Музыка – одно из немногих чудес, которое позволяет хоть ненадолго забыться, спрятаться от проблем и тревог. И нет здесь помощника надежнее, чем агапкинский оркестр. Оркестр того самого зловещего ведомства… Этакий замкнутый круг…
Руководству НКВД эта метаморфоза, безусловно, по душе. Лубянка, как никакая другая организация, заинтересована в создании своего благоприятного образа. Трогательные музыкальные вечера лишь подчеркивают ее суровость.
Впрочем, в молохе репрессий все прежние заслуги значения никакого ровным счетом не имеют. Кольцо недоверия начинает сжиматься и вокруг Агапкина.

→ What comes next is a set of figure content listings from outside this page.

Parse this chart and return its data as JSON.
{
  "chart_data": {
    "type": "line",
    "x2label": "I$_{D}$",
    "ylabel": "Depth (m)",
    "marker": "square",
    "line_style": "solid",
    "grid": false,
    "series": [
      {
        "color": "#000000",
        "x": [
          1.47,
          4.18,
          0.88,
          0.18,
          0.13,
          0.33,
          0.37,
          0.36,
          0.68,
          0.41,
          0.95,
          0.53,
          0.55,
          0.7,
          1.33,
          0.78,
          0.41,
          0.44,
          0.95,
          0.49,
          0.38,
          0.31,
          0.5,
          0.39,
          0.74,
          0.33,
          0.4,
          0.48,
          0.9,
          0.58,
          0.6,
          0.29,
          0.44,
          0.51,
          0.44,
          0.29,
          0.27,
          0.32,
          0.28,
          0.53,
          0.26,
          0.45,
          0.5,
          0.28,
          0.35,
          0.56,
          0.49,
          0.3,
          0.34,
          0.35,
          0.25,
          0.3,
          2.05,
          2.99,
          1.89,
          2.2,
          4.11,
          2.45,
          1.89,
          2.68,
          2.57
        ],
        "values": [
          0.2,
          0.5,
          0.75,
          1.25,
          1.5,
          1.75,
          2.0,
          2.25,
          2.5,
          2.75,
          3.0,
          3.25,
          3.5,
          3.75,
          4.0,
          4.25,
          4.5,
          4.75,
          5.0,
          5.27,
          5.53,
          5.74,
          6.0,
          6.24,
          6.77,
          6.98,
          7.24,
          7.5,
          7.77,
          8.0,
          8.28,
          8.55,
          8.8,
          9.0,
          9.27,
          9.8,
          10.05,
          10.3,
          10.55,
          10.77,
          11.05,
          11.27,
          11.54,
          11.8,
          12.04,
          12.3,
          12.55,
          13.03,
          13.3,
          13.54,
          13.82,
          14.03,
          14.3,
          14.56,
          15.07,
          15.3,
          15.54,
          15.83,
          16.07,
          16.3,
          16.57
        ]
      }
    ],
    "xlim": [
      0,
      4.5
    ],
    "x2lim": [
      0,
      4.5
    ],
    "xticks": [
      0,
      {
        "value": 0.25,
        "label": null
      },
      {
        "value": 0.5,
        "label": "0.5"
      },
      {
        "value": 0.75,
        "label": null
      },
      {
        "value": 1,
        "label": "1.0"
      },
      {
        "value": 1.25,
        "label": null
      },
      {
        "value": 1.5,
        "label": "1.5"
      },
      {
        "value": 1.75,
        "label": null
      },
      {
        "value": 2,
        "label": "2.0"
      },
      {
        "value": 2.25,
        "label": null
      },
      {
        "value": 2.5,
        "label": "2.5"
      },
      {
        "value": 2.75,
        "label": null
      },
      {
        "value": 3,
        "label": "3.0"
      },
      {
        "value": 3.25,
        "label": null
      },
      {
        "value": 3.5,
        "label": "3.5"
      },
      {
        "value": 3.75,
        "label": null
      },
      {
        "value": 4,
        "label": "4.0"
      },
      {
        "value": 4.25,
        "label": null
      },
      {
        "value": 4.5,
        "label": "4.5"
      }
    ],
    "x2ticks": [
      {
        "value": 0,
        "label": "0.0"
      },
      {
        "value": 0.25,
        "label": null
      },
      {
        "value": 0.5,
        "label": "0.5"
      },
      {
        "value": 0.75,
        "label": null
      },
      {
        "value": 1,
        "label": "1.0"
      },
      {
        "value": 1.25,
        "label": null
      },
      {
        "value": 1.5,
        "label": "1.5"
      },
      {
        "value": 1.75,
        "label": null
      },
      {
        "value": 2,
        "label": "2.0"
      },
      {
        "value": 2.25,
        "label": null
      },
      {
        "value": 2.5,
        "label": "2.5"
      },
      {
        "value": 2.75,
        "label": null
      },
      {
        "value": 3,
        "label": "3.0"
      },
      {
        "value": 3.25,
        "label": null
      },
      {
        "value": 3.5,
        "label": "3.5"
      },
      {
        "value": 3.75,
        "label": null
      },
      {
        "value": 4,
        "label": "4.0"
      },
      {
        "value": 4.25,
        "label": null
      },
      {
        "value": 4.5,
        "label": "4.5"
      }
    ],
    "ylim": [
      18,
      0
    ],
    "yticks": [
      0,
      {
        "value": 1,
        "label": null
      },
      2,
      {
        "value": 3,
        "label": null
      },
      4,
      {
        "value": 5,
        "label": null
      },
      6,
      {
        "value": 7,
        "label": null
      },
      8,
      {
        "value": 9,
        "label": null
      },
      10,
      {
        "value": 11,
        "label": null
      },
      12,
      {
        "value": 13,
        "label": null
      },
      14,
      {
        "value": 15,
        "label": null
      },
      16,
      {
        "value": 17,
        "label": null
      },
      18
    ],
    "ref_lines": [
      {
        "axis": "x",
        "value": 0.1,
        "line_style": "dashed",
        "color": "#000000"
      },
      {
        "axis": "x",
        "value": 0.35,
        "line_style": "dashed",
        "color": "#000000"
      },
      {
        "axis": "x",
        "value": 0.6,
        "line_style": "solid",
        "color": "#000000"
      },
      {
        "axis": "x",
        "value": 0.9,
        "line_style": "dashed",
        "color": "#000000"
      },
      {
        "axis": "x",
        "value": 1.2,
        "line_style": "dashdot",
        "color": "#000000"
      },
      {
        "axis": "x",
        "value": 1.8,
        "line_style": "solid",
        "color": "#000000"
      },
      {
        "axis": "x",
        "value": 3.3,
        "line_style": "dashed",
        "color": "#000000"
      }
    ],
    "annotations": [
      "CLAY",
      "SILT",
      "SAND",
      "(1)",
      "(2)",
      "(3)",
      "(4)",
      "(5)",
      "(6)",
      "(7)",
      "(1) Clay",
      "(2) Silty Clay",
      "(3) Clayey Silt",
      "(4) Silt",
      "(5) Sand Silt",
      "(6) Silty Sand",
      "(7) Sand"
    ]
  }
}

Каждый вечер он приходит домой чернее тучи. На расспросы жены отвечает односложно. В самом деле, о чем рассказывать ей? О том, что из пяти начальников Высшей школы арестованы все пятеро, включая и ее основателя – комиссара Шанина? О том, что взяли половину председателей кафедр, большинство лекторов: тех, кто вчера еще считался гордостью, золотым фондом ЧК? И легендарного Артура Артузова – бывшего начальника разведки и контрразведки страны. И Владимира Стырне20, получившего орден Красного Знамени за операцию «Трест» из рук самого Дзержинского?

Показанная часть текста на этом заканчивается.